Enshrinees attending the event will be asked to cut their acceptance speeches to six minutes. If they go long, they risk being drowned out by an “Academy Awards-style” musical cue at the eight-minute mark.
You know what we're talking about ...
The HOFers now know they're up against the clock.
Will they comply? Or will some try to power through the instrumental strains to thank that last grandmother, trainer, QB coach or college buddy? We shall see.
One of the most anticipated speeches will be from Class of 2021 inductee Peyton Manning, a master of the two-minute drill as a quarterback. Needless to say, he's honed his speech timing, knowing that the music cue will be bearing down on him on stage.
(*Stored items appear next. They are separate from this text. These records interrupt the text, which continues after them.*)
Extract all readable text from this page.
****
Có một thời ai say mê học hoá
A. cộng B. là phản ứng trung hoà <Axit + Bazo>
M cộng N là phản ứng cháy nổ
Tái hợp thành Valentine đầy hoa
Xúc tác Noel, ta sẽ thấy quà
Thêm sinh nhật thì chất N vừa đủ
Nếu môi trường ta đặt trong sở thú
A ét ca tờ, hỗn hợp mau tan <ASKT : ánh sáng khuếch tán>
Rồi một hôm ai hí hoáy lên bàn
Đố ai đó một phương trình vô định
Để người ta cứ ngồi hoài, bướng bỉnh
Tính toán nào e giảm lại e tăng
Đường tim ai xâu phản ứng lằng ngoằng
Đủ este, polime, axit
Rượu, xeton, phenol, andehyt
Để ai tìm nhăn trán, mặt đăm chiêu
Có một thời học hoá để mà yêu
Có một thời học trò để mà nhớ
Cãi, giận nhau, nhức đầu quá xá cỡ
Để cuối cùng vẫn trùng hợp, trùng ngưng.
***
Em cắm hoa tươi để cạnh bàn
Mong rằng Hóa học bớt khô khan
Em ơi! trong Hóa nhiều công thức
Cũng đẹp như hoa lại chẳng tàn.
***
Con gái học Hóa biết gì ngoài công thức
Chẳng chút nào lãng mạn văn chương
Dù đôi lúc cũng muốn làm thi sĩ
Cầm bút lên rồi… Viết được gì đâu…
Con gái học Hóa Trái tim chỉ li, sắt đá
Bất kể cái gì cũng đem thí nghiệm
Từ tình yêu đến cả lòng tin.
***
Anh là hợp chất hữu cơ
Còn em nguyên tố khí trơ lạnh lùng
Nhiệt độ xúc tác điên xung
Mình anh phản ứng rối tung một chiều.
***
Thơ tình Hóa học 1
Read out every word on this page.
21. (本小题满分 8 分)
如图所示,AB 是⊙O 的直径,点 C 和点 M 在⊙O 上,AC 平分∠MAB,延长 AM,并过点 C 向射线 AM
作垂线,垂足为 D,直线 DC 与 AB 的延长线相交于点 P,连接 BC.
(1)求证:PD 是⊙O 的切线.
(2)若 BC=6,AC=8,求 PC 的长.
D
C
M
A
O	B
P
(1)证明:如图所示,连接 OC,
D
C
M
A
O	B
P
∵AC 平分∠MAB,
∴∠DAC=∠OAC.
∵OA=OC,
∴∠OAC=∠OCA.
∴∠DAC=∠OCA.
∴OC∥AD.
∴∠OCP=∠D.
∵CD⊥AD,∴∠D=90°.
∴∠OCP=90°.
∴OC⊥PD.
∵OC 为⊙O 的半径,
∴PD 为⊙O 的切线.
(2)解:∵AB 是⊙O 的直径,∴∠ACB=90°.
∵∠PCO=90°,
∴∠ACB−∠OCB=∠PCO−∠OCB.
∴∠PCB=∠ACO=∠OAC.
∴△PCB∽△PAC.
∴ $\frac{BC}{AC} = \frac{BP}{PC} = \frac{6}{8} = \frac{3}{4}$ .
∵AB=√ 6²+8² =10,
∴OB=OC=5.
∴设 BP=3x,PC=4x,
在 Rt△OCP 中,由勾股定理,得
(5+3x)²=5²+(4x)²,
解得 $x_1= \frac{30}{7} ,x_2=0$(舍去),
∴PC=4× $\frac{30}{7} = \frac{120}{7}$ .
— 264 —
“I’m right there — 7 minutes and 50 seconds as we speak,” Manning said last week. “I will be on time and hopefully (will) be able to share how appreciative I am of the honor.”
This could cut down on some of Manning's famous one-liners, however. So Manning dished a few out before his speech started.
Peyton Manning talking about the HOF induction speech and what happens if they go over the allotted time:
"Good luck getting Alan Faneca off the stage. Anybody's that an offensive lineman is going to be hard to pull."
— Brooke Pryor (@bepryor) July 14, 2021
Why the need for such stringent timing? Well, the COVID-19 pandemic canceled last year's inductions, so we're enshrining two classes — 2020 and 2021 together — on the same weekend.
The crop of 2020 inductees, set to speak on Aug. 7, will include Troy Polamalu, Cliff Harris, Steve Atwater, Paul Tagliabue, Steve Hutchinson, Donnie Shell, Isaac Bruce, Jimbo Covert, Edgerrin James, Harold Carmichael, Jimmy Johnson and Cowher.
Sunday's speeches will come from the 2021 class of Drew Pearson, Tom Flores, Manning, John Lynch, Calvin Johnson, Alan Faneca and Charles Woodson. Special video tributes will be provided for posthumous inductees, which will be interspersed throughout the speeches.
With the time limits in place, no one will be touching the exploits of previous Hall of Famers Ed Reed, Brett Favre and Ray Lewis. Reed is believed to be the record holder at a whopping 38 minutes in 2019, breaking Favre's 36-minute speech and blowing past his former teammate Lewis' 33 in 2018.
Manning, who just agreed to do a lot more talking this coming season on ESPN's "alternate" telecast of 10 Monday night games (along with brother Eli Manning) this season, won't have to worry about being silenced long term.
The other new HOFers, however, won't have that same kind of forum going forward.
Of course, any of the enshrinees could pull a Terrell Owens and just give as long a speech as they want — at another venue. Owens, you might remember, opted to skip the traditional induction event in Canton, Ohio, hosting his own induction in Chattanooga, Tennessee, where he rambled on for 39 minutes.
That's certainly one way to avoid having the music cut you off.